Trafik Lebaran Telkom 2026 Naik, Kapasitas Jumbo 60,7 Tbps
Trafik Lebaran Telkom 2026 Naik, Kapasitas Jumbo 60,7 Tbps

  • Telkom memprediksi kenaikan trafik data internet mencapai satu digit pada momen Idulfitri 2026.
  • Kapasitas jaringan fixed broadband digandakan hingga 60,7 Tbps guna menghindari risiko koneksi lambat.
  • Sebanyak 13.200 petugas lapangan siaga penuh selama periode RAFI untuk menjaga stabilitas layanan.

Mengantisipasi Lonjakan Trafik Lebaran Telkom 2026

Pada sektor fixed broadband, Telkom memprediksi kenaikan trafik sekitar 9,2% dengan estimasi mencapai 30,3 Tbps. Untuk menghadapi lonjakan tersebut, InfraNexia sebagai entitas infrastruktur grup telah menyiapkan langkah preventif. Mereka menyediakan kapasitas jaringan hingga 60,7 Tbps.

Angka tersebut sengaja disiapkan dua kali lebih besar dari proyeksi kebutuhan normal. Langkah ini sangat krusial karena lonjakan trafik berisiko membuat internet melambat atau mengalami delay. Dengan kapasitas yang mumpuni, layanan streaming hingga video call dipastikan tetap lancar tanpa gangguan.

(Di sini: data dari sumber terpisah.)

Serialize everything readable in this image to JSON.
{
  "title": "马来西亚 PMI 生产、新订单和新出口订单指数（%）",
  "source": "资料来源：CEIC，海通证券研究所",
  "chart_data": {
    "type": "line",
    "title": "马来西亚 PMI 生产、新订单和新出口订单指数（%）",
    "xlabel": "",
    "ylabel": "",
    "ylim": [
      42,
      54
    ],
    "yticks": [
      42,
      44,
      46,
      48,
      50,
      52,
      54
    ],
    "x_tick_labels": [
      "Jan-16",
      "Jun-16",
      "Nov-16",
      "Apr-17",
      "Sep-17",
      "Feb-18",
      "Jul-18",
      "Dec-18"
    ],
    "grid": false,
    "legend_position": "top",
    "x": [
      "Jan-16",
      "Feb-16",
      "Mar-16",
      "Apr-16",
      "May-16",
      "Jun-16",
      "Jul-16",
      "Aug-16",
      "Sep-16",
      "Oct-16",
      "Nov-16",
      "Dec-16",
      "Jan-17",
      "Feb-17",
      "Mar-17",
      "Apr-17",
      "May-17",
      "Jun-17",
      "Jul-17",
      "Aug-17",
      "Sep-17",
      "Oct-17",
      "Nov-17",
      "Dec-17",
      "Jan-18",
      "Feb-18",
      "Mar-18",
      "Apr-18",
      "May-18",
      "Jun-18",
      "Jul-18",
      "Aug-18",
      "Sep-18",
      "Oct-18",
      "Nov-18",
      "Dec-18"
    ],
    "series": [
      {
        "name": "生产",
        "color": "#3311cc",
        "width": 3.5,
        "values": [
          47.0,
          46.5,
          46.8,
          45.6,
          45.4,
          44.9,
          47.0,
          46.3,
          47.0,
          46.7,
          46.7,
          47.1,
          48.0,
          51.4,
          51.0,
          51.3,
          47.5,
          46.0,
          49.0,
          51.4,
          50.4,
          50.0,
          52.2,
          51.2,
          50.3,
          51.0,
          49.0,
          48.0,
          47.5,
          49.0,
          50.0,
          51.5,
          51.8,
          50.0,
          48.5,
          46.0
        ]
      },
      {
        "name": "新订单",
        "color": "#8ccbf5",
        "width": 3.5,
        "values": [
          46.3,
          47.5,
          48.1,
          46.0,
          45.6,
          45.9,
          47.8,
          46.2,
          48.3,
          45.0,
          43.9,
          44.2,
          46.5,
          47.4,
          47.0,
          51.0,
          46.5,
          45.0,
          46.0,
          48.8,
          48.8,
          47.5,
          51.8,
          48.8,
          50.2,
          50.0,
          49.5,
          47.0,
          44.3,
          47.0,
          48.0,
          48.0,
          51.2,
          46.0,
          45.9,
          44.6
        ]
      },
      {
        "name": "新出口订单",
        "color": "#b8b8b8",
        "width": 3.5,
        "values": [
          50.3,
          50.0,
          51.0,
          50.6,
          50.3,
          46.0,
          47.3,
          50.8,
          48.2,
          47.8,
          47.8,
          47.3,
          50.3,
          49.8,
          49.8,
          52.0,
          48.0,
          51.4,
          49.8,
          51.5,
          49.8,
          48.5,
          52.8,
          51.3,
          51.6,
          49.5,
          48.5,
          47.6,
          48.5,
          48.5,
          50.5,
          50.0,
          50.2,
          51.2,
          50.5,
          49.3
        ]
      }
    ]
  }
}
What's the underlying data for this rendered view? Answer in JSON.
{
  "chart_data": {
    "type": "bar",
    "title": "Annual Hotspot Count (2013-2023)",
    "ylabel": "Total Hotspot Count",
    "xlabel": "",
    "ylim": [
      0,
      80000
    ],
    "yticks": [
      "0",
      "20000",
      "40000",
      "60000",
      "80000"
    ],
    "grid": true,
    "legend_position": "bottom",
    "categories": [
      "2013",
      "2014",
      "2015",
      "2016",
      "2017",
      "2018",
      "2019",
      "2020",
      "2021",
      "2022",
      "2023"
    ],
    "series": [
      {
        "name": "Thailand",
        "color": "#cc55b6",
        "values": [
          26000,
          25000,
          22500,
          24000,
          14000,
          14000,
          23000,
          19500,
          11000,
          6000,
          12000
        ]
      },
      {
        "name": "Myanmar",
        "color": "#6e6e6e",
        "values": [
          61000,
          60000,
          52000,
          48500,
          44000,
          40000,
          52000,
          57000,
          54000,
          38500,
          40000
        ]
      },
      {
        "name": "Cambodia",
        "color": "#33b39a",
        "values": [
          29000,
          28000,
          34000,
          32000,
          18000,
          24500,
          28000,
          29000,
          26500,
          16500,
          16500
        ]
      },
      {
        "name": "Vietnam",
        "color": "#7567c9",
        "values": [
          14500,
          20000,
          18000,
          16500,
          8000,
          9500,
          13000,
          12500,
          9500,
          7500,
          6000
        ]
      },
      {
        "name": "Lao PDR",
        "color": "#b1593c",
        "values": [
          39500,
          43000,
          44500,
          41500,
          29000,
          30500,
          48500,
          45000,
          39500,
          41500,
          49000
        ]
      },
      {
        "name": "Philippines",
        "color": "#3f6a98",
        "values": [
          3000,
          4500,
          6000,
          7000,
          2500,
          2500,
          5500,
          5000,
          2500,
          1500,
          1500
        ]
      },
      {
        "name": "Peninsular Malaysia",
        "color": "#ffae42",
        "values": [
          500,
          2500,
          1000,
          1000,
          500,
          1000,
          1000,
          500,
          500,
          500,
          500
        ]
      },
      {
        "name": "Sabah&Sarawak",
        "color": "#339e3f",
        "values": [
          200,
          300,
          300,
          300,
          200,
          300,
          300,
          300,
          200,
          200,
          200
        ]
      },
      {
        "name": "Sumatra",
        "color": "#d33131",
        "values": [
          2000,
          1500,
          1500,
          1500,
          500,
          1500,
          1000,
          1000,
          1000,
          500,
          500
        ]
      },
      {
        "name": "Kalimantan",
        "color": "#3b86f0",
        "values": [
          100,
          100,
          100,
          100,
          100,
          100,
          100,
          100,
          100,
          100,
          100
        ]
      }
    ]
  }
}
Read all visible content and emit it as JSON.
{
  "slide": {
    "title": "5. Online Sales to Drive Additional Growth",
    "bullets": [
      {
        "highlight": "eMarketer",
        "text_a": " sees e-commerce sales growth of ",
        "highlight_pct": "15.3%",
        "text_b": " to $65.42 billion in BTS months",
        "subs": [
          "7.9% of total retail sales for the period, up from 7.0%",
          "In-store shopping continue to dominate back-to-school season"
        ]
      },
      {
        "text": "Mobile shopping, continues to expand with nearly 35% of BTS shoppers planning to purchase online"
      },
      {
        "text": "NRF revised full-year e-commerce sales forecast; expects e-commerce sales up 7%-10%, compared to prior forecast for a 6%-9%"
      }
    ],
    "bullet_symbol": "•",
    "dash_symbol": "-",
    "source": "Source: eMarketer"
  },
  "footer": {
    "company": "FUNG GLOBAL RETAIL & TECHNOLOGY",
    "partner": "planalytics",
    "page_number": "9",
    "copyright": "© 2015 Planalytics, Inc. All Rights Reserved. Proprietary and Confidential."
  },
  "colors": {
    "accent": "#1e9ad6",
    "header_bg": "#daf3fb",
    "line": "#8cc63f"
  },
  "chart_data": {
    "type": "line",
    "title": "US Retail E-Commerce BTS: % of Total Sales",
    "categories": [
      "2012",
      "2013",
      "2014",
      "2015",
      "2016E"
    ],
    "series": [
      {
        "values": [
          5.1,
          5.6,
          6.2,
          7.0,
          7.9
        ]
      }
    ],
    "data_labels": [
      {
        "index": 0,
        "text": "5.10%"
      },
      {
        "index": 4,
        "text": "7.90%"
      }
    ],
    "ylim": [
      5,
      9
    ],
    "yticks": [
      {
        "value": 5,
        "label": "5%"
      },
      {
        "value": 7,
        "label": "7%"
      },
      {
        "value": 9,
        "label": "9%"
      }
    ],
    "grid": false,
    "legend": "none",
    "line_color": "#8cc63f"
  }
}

Penguatan Jaringan Mobile dan Sinergi Komdigi

Selain layanan kabel, sektor mobile broadband juga diprediksi mengalami puncak trafik hingga 70,85 petabyte. Angka ini mencerminkan kenaikan 11,1% dari hari biasa. Telkom telah memperkuat lebih dari 229 ribu BTS yang mencakup 97% wilayah Indonesia untuk mendukung kebutuhan tersebut.

Pemerintah melalui Sekretaris Jenderal Komdigi, Ismail, turut menekankan pentingnya kolaborasi antar-operator. Kerja sama ini bertujuan agar masyarakat mendapatkan layanan komunikasi yang aman dan stabil. Sinkronisasi antara pemerintah dan operator menjadi kunci suksesnya konektivitas selama periode Ramadan dan Idulfitri (RAFI).

Strategi Operasional dan Kesiagaan Infrastruktur

Kesiapan ini didukung oleh lebih dari 13.200 petugas lapangan dan 480 petugas posko khusus. Direktur Network Telkom, Nanang Hendarno, menyatakan bahwa seluruh infrastruktur telah melalui uji performa yang ketat. Optimalisasi sistem monitoring dan perangkat IT juga ditingkatkan untuk mengawasi jalur mudik dan pusat layanan publik.